# What is the area of a hexagon with the side that are 1.8 m long?

May 11, 2018

The area of the hexagon is $8.42$.

#### Explanation:

The way to find the area of a hexagon is to divide it into six triangles, as shown by the diagram below.

Then, all we need to do is solve for the area of one of the triangles and multiply it by six.

Because it is a regular hexagon, all the triangles are congruent and equilateral. We know this because the central angle is 360˚, divided into six pieces so that each one is 60˚. We also know that all of the lines that are inside the hexagon, the ones that make up the side lengths of the triangle, are all the same length. Therefore, we conclude that the triangles are equilateral and congruent.

If the triangle is equilateral, each of its side lengths is the same. It is 1.8 meters long. The formula for the triangle's area is shown below.

$A = \frac{1}{2} s h$

$s$ is the side length. $h$ is height. We know $s$, and we can use trigonometry to find $h$. The below image shows a 30˚-60˚-90˚ triangle and the formulas for finding the side lengths. We know that our triangle is like this one because all equilateral triangles are 30˚-60˚-90˚, which refers to their three angle measures.

This tells us that the formula for $h$ is $\sqrt{3} \cdot \frac{s}{2}$.

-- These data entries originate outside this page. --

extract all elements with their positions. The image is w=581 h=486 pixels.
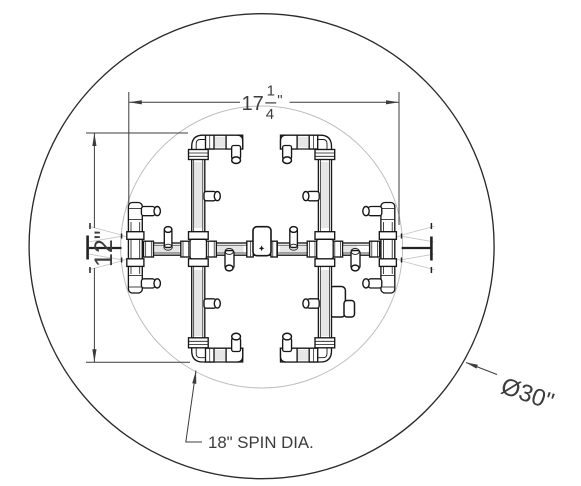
- svg-text:17: 17: [242, 93, 264, 115]
- svg-text:1: 1: [267, 83, 275, 100]
- svg-text:18" SPIN DIA.: 18" SPIN DIA.: [208, 433, 314, 452]
- svg-text:4: 4: [266, 106, 274, 123]
- svg-text:": ": [277, 92, 282, 109]
- svg-text:12": 12": [90, 230, 118, 267]
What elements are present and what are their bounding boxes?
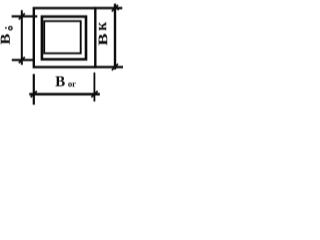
label Vo: subscript o ring (9, 27, 12, 30)
middle square (thick wall) (42, 17, 86, 60)
right dimension line (114, 4, 116, 70)
right dimension tick top extra stroke (116, 7, 119, 10)
left dimension tick bottom (19, 57, 25, 63)
label Vk: letter V rotated (99, 34, 108, 45)
right dimension extension line bottom (outer bottom edge extended) (94, 66, 123, 68)
right dimension extension line top (outer top edge extended) (94, 7, 122, 9)
left dimension line (21, 10, 23, 65)
right dimension tick top (112, 5, 118, 11)
bottom dimension extension line right (93, 73, 95, 102)
label Vog: subscript g (72, 83, 75, 87)
bottom dimension line (29, 93, 100, 96)
label Vog: subscript og (68, 83, 72, 87)
bottom dimension tick left (31, 91, 37, 97)
label Vk: subscript k rotated (99, 22, 106, 30)
inner square (44, 21, 80, 53)
label Vo: letter V rotated (1, 34, 10, 44)
right dimension tick bottom (112, 64, 118, 70)
left dimension extension line top (12, 15, 38, 17)
bottom dimension tick right (91, 91, 97, 97)
label Vog: letter V (55, 76, 64, 86)
left dimension tick top (19, 13, 25, 19)
bottom dimension extension line left (33, 74, 35, 105)
left dimension extension line bottom (12, 59, 35, 61)
outer square (34, 8, 96, 67)
label Vo: stray ink dot (5, 27, 7, 29)
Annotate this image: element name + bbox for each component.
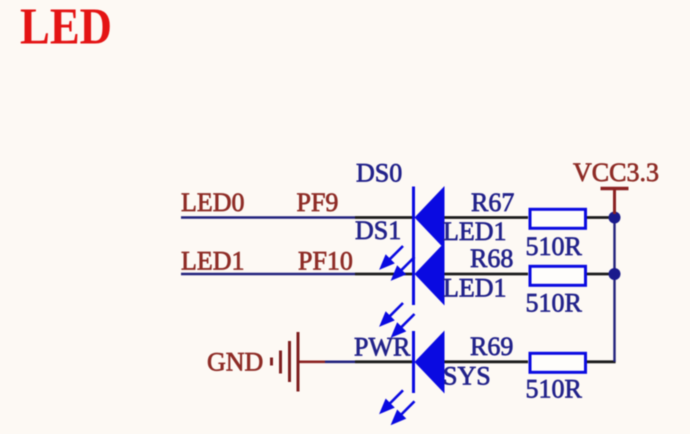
svg-text:PF10: PF10 (298, 247, 353, 276)
svg-text:R67: R67 (471, 188, 514, 217)
svg-text:R69: R69 (470, 332, 513, 361)
svg-text:SYS: SYS (443, 362, 491, 391)
svg-text:LED1: LED1 (181, 247, 245, 276)
svg-text:LED1: LED1 (443, 274, 507, 303)
svg-text:LED0: LED0 (181, 188, 245, 217)
svg-text:PF9: PF9 (297, 188, 339, 217)
svg-text:LED1: LED1 (443, 217, 507, 246)
svg-text:510R: 510R (526, 289, 583, 318)
svg-text:PWR: PWR (354, 333, 411, 362)
svg-text:GND: GND (207, 348, 263, 377)
svg-text:510R: 510R (526, 375, 583, 404)
svg-text:510R: 510R (526, 232, 583, 261)
svg-text:VCC3.3: VCC3.3 (573, 158, 659, 187)
svg-text:R68: R68 (470, 244, 513, 273)
svg-text:LED: LED (20, 0, 112, 56)
svg-text:DS0: DS0 (356, 159, 402, 188)
svg-text:DS1: DS1 (355, 216, 401, 245)
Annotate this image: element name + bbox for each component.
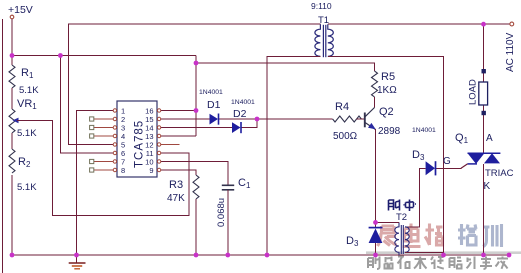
svg-text:47K: 47K [167,193,185,204]
pin 7 stub and pad [94,161,113,163]
char xian [431,257,444,270]
watermark big char yi [378,226,397,246]
wire C1 to ground rail [227,190,229,255]
wire VR1 wiper to pin11 [17,120,189,215]
svg-text:9: 9 [149,166,153,175]
potentiometer VR1 [9,98,37,139]
resistor R5 [372,71,398,97]
node AC rail tap [481,22,486,27]
wire right rail down [483,24,485,153]
wire D2 riser to node [242,119,258,128]
node +15V terminal [8,4,33,19]
wire Q2 emitter down [375,129,377,228]
wire top rail left (pin5 to T1 primary) [69,24,321,144]
node pin6 rail tap [58,53,63,58]
resistor R4 [333,101,362,142]
wire pin15 to D1 [161,118,210,120]
char tian [414,257,427,270]
ground symbol [69,255,86,269]
pin 4 stub and pad [94,135,113,137]
wire pin14 to D2 [161,127,233,129]
wire gate line [436,167,462,169]
wire R3 to ground rail [195,199,197,255]
wire T1 secondary bottom to rail right [328,56,444,255]
wire pin12 stub [161,144,180,146]
node +15V corner [10,53,15,58]
wire T2 secondary bottom [405,252,444,254]
wire R4 to Q2 base [356,118,364,120]
pin numbers left 1-8 [121,106,125,174]
pin 3 stub and pad [94,127,113,129]
node T2 primary tap [373,220,378,225]
ground rail bottom [12,254,509,256]
svg-text:9:110: 9:110 [311,1,332,11]
svg-text:1N4001: 1N4001 [199,89,223,96]
wire pin1 to ground [77,111,115,256]
pulse label (mai chong) [389,200,417,212]
wire +15V drop [11,19,13,65]
wire R5 to Q2 collector [374,97,376,108]
pin circles left [113,109,116,172]
svg-text:D2: D2 [233,108,247,120]
node pin16 tap [194,108,199,113]
svg-text:2898: 2898 [378,126,401,137]
diode D2 [231,99,255,133]
node D3 rail [373,253,378,258]
pin 8 stub and pad [94,169,113,171]
svg-text:TCA785: TCA785 [134,120,146,168]
svg-text:5.1K: 5.1K [17,128,37,139]
diode D1 [199,89,223,125]
capacitor C1 [216,177,251,227]
svg-text:500Ω: 500Ω [333,131,358,142]
wire pin6 to +15V rail [60,56,114,154]
node triac K rail [481,253,486,258]
svg-text:T2: T2 [396,212,407,223]
wire top rail right to AC terminal [328,23,510,25]
node D1 D2 join [255,117,260,122]
svg-text:G: G [443,156,451,167]
svg-text:A: A [486,133,493,144]
svg-text:5.1K: 5.1K [17,182,37,193]
node AC 110V terminal [505,22,516,72]
wire R2 to ground rail [11,175,13,255]
svg-text:1N4001: 1N4001 [231,99,255,106]
svg-text:AC 110V: AC 110V [505,32,516,72]
transistor Q2 [365,106,401,137]
node T1 primary rail [265,253,270,258]
svg-text:5.1K: 5.1K [19,85,39,96]
node R3 rail [194,253,199,258]
svg-text:1N4001: 1N4001 [412,127,436,134]
wire VR1 to R2 [11,133,13,149]
svg-text:LOAD: LOAD [468,79,479,105]
watermark gray text she pin he tian xian she ji zhuan jia [368,257,508,270]
wire T1 primary bottom to ground rail [267,56,320,255]
watermark big char di [403,224,421,247]
watermark big char tuo [425,224,443,246]
svg-text:0.068u: 0.068u [216,198,227,227]
pin numbers right 16-9 [145,106,153,174]
diode D3 gate [412,127,436,175]
transformer T2 [395,212,409,255]
resistor R1 [9,65,39,96]
wire T2 primary top to emitter line [376,221,400,223]
node C1 rail [225,253,230,258]
IC U1 TCA785 [117,101,157,177]
node rail right end [507,253,512,258]
pin circles right [157,109,160,172]
watermark big char xun [483,224,502,247]
node rail left corner [10,253,15,258]
svg-text:R4: R4 [335,101,349,113]
diode D3 freewheel [346,228,382,248]
wire pin16 to node [161,110,197,112]
svg-text:D1: D1 [207,99,221,111]
svg-text:1KΩ: 1KΩ [377,85,397,96]
svg-text:8: 8 [121,166,125,175]
wire vertical x196 (+15V to pins 16,13) [195,56,197,137]
wire D3 anode to T2 secondary [405,168,426,227]
wire +15V rail [12,55,196,57]
node T1 secondary rail [441,253,446,258]
watermark big char pei [458,224,477,245]
load LOAD [468,69,488,115]
wire pin13 [161,135,197,137]
wire D3 freewheel to rail [375,243,377,255]
svg-text:TRIAC: TRIAC [485,168,514,179]
svg-text:+15V: +15V [8,4,33,16]
node R5 feed tap [194,61,199,66]
pin 2 stub and pad [94,118,113,120]
char she2 [450,258,462,269]
svg-text:Q2: Q2 [379,106,394,118]
node ground junction [74,253,79,258]
char pin [385,257,393,269]
wire left border artifact [2,19,4,273]
triac Q1 [443,132,514,192]
char jia [496,257,509,269]
char zhuan [480,257,492,270]
char ji [467,257,475,270]
svg-text:K: K [484,181,491,192]
wire R1 to VR1 [11,88,13,109]
svg-text:R3: R3 [169,179,183,191]
char he [398,257,410,270]
watermark underline [366,251,521,254]
wire pin10 to C1 [161,162,228,186]
wire D1 to node to R4 [219,118,333,120]
wire pin9 to R3 [161,170,197,175]
transformer T1 [311,1,333,57]
char she [368,257,380,270]
svg-text:R5: R5 [381,71,395,83]
resistor R2 [9,149,37,193]
resistor R3 [167,175,199,204]
wire R5 feed from +15V node [196,63,375,71]
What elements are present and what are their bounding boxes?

$h = \sqrt{3} \cdot \frac{1.8}{2}$
$h \approx 1.56$

Now, we use the triangle area formula.

$A = \frac{1}{2} \cdot 1.56 \cdot 1.8$
$A = 1.404$

Remember that the hexagon is made of six triangles. Its area is $6$ times the triangle's area.

$6 \cdot 1.404 \approx 8.42$

The area of the hexagon is $8.42$.

If you are interested in a shortcut, you can use the following formula. The longer method above is just useful for understanding the idea behind the formula and how to derive it.

$A = \frac{3 \sqrt{3}}{2} \cdot {s}^{2}$